Riba yad terjadi dalam transaksi (baik jual beli maupun tukar menukar barang) yang awalnya terjadi tanpa adanya kelebihan. Namun, karena adanya penundaan pembayaran akibat ada salah satu pihak yang meninggalkan akad sebelum serah terima barang, maka nilainya menjadi bertambah.

Supaya Sobat Ekis terhindar dari segala jenis transaksi riba yang telah diharamkan, berikut tips dari Bapak Adi Wicaksono, SE., MEI yaitu:

  1. Mengenal Transaksi yang Mengandung Riba

Sobat Ekis harus mengenal terlebih dahulu transaksi – transaksi yang mengandung riba. Untuk itu, harus semangat belajar, membaca, meningkatkan literasi keuangan konvenensional, agar kita tidak terjebak disana.

  1. Berdiskusi dan Melihat Praktek di Lapangan

Sobat Ekis perlu sering – sering berdikusi, melihat praktek di lapangan, sehingga tidak hanya cukup dengan mengenal teori di kampus. Tetapi, mahasiswa juga perlu berinteraksi dengan dunia nyata.
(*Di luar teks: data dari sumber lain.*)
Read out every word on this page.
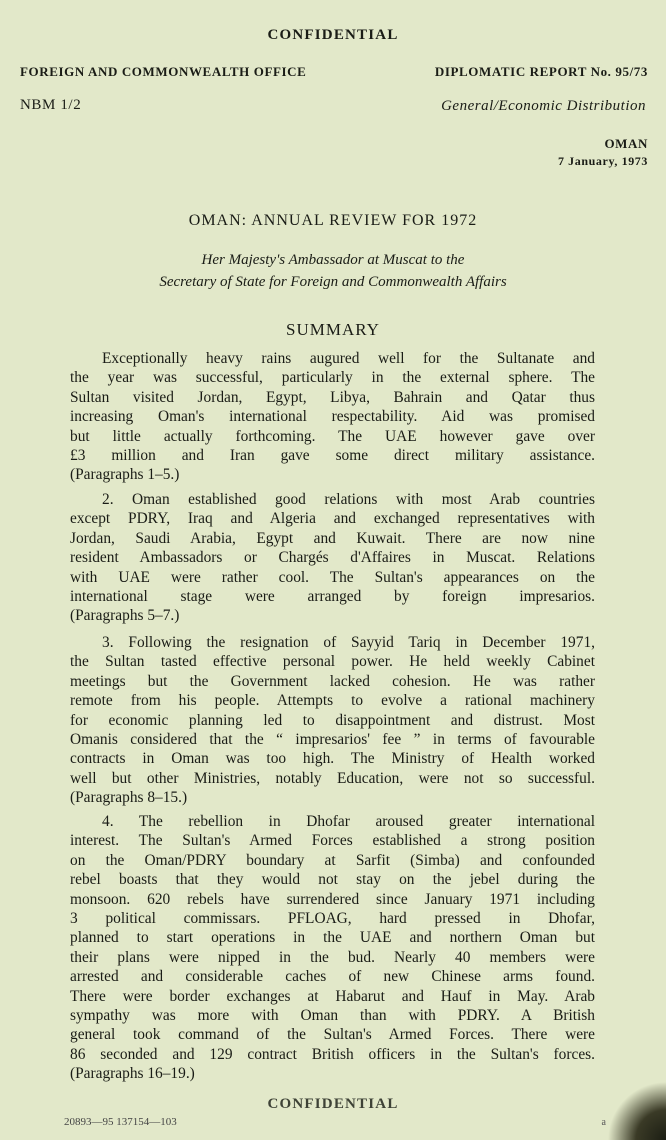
CONFIDENTIAL
FOREIGN AND COMMONWEALTH OFFICE	DIPLOMATIC REPORT No. 95/73
NBM 1/2	General/Economic Distribution
OMAN
7 January, 1973
OMAN: ANNUAL REVIEW FOR 1972
Her Majesty's Ambassador at Muscat to the
Secretary of State for Foreign and Commonwealth Affairs
SUMMARY
Exceptionally heavy rains augured well for the Sultanate and
the year was successful, particularly in the external sphere. The
Sultan visited Jordan, Egypt, Libya, Bahrain and Qatar thus
increasing Oman's international respectability. Aid was promised
but little actually forthcoming. The UAE however gave over
£3 million and Iran gave some direct military assistance.
(Paragraphs 1–5.)
2. Oman established good relations with most Arab countries
except PDRY, Iraq and Algeria and exchanged representatives with
Jordan, Saudi Arabia, Egypt and Kuwait. There are now nine
resident Ambassadors or Chargés d'Affaires in Muscat. Relations
with UAE were rather cool. The Sultan's appearances on the
international stage were arranged by foreign impresarios.
(Paragraphs 5–7.)
3. Following the resignation of Sayyid Tariq in December 1971,
the Sultan tasted effective personal power. He held weekly Cabinet
meetings but the Government lacked cohesion. He was rather
remote from his people. Attempts to evolve a rational machinery
for economic planning led to disappointment and distrust. Most
Omanis considered that the “ impresarios' fee ” in terms of favourable
contracts in Oman was too high. The Ministry of Health worked
well but other Ministries, notably Education, were not so successful.
(Paragraphs 8–15.)
4. The rebellion in Dhofar aroused greater international
interest. The Sultan's Armed Forces established a strong position
on the Oman/PDRY boundary at Sarfit (Simba) and confounded
rebel boasts that they would not stay on the jebel during the
monsoon. 620 rebels have surrendered since January 1971 including
3 political commissars. PFLOAG, hard pressed in Dhofar,
planned to start operations in the UAE and northern Oman but
their plans were nipped in the bud. Nearly 40 members were
arrested and considerable caches of new Chinese arms found.
There were border exchanges at Habarut and Hauf in May. Arab
sympathy was more with Oman than with PDRY. A British
general took command of the Sultan's Armed Forces. There were
86 seconded and 129 contract British officers in the Sultan's forces.
(Paragraphs 16–19.)
CONFIDENTIAL
20893—95 137154—103	a
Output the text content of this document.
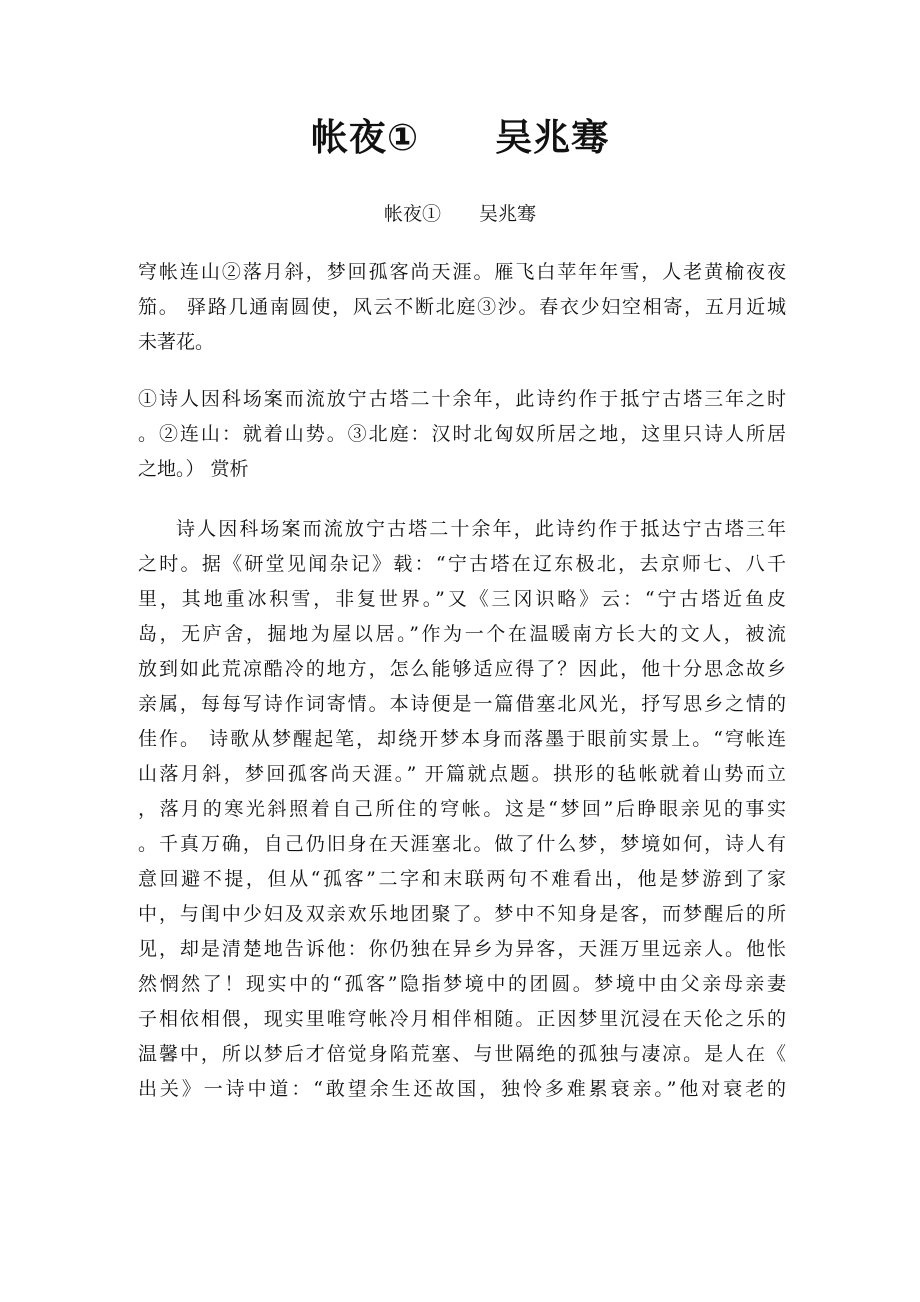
帐夜①　　吴兆骞
帐夜①　　吴兆骞
穹帐连山②落月斜，梦回孤客尚天涯。雁飞白苹年年雪，人老黄榆夜夜
笳。 驿路几通南圆使，风云不断北庭③沙。春衣少妇空相寄，五月近城
未著花。
①诗人因科场案而流放宁古塔二十余年，此诗约作于抵宁古塔三年之时
。②连山：就着山势。③北庭：汉时北匈奴所居之地，这里只诗人所居
之地。） 赏析
诗人因科场案而流放宁古塔二十余年，此诗约作于抵达宁古塔三年
之时。据《研堂见闻杂记》载：“宁古塔在辽东极北，去京师七、八千
里，其地重冰积雪，非复世界。”又《三冈识略》云：“宁古塔近鱼皮
岛，无庐舍，掘地为屋以居。”作为一个在温暖南方长大的文人，被流
放到如此荒凉酷冷的地方，怎么能够适应得了？因此，他十分思念故乡
亲属，每每写诗作词寄情。本诗便是一篇借塞北风光，抒写思乡之情的
佳作。 诗歌从梦醒起笔，却绕开梦本身而落墨于眼前实景上。“穹帐连
山落月斜，梦回孤客尚天涯。” 开篇就点题。拱形的毡帐就着山势而立
，落月的寒光斜照着自己所住的穹帐。这是“梦回”后睁眼亲见的事实
。千真万确，自己仍旧身在天涯塞北。做了什么梦，梦境如何，诗人有
意回避不提，但从“孤客”二字和末联两句不难看出，他是梦游到了家
中，与闺中少妇及双亲欢乐地团聚了。梦中不知身是客，而梦醒后的所
见，却是清楚地告诉他：你仍独在异乡为异客，天涯万里远亲人。他怅
然惘然了！现实中的“孤客”隐指梦境中的团圆。梦境中由父亲母亲妻
子相依相偎，现实里唯穹帐冷月相伴相随。正因梦里沉浸在天伦之乐的
温馨中，所以梦后才倍觉身陷荒塞、与世隔绝的孤独与凄凉。是人在《
出关》一诗中道：“敢望余生还故国，独怜多难累衰亲。”他对衰老的
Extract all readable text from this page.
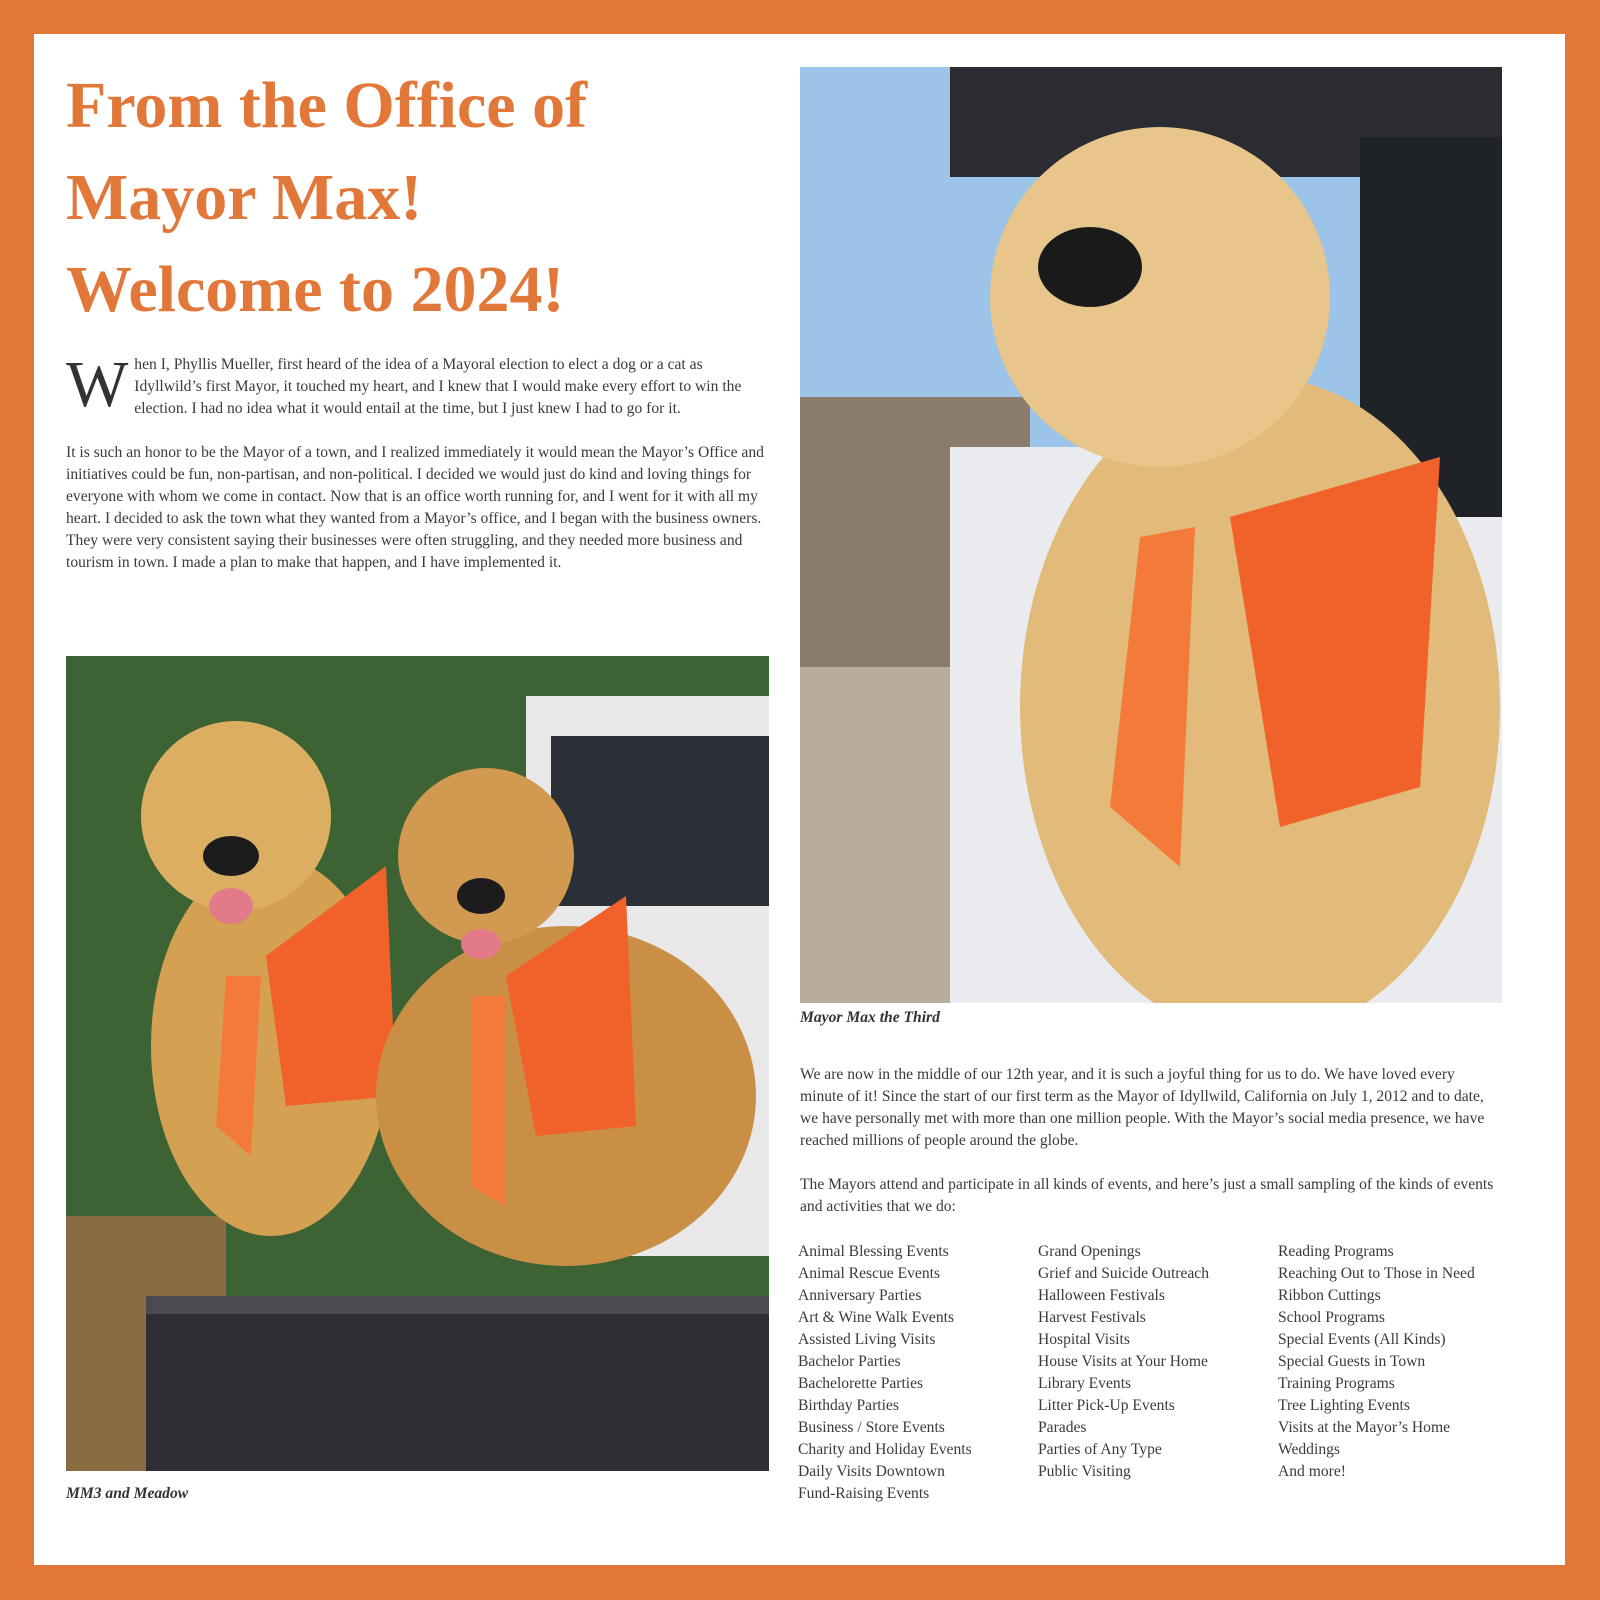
From the Office of
Mayor Max!
Welcome to 2024!

When I, Phyllis Mueller, first heard of the idea of a Mayoral election to elect a dog or a cat as Idyllwild’s first Mayor, it touched my heart, and I knew that I would make every effort to win the election. I had no idea what it would entail at the time, but I just knew I had to go for it.

It is such an honor to be the Mayor of a town, and I realized immediately it would mean the Mayor’s Office and initiatives could be fun, non-partisan, and non-political. I decided we would just do kind and loving things for everyone with whom we come in contact. Now that is an office worth running for, and I went for it with all my heart. I decided to ask the town what they wanted from a Mayor’s office, and I began with the business owners. They were very consistent saying their businesses were often struggling, and they needed more business and tourism in town. I made a plan to make that happen, and I have implemented it.

MM3 and Meadow
Mayor Max the Third

We are now in the middle of our 12th year, and it is such a joyful thing for us to do. We have loved every minute of it! Since the start of our first term as the Mayor of Idyllwild, California on July 1, 2012 and to date, we have personally met with more than one million people. With the Mayor’s social media presence, we have reached millions of people around the globe.

The Mayors attend and participate in all kinds of events, and here’s just a small sampling of the kinds of events and activities that we do:

Animal Blessing Events
Animal Rescue Events
Anniversary Parties
Art & Wine Walk Events
Assisted Living Visits
Bachelor Parties
Bachelorette Parties
Birthday Parties
Business / Store Events
Charity and Holiday Events
Daily Visits Downtown
Fund-Raising Events
Grand Openings
Grief and Suicide Outreach
Halloween Festivals
Harvest Festivals
Hospital Visits
House Visits at Your Home
Library Events
Litter Pick-Up Events
Parades
Parties of Any Type
Public Visiting
Reading Programs
Reaching Out to Those in Need
Ribbon Cuttings
School Programs
Special Events (All Kinds)
Special Guests in Town
Training Programs
Tree Lighting Events
Visits at the Mayor’s Home
Weddings
And more!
Itulah pengertian, jenis – jenis, dan tips supaya Sobat Ekis semua tidak terjebak dalam transaksi riba yang telah diharamkan Allah swt. Semoga, kita dapat membangun perekonomian Indonesia yang bebas riba dan berkembang ke arah yang lebih baik. Aamiin yaa rabbal’alamiin.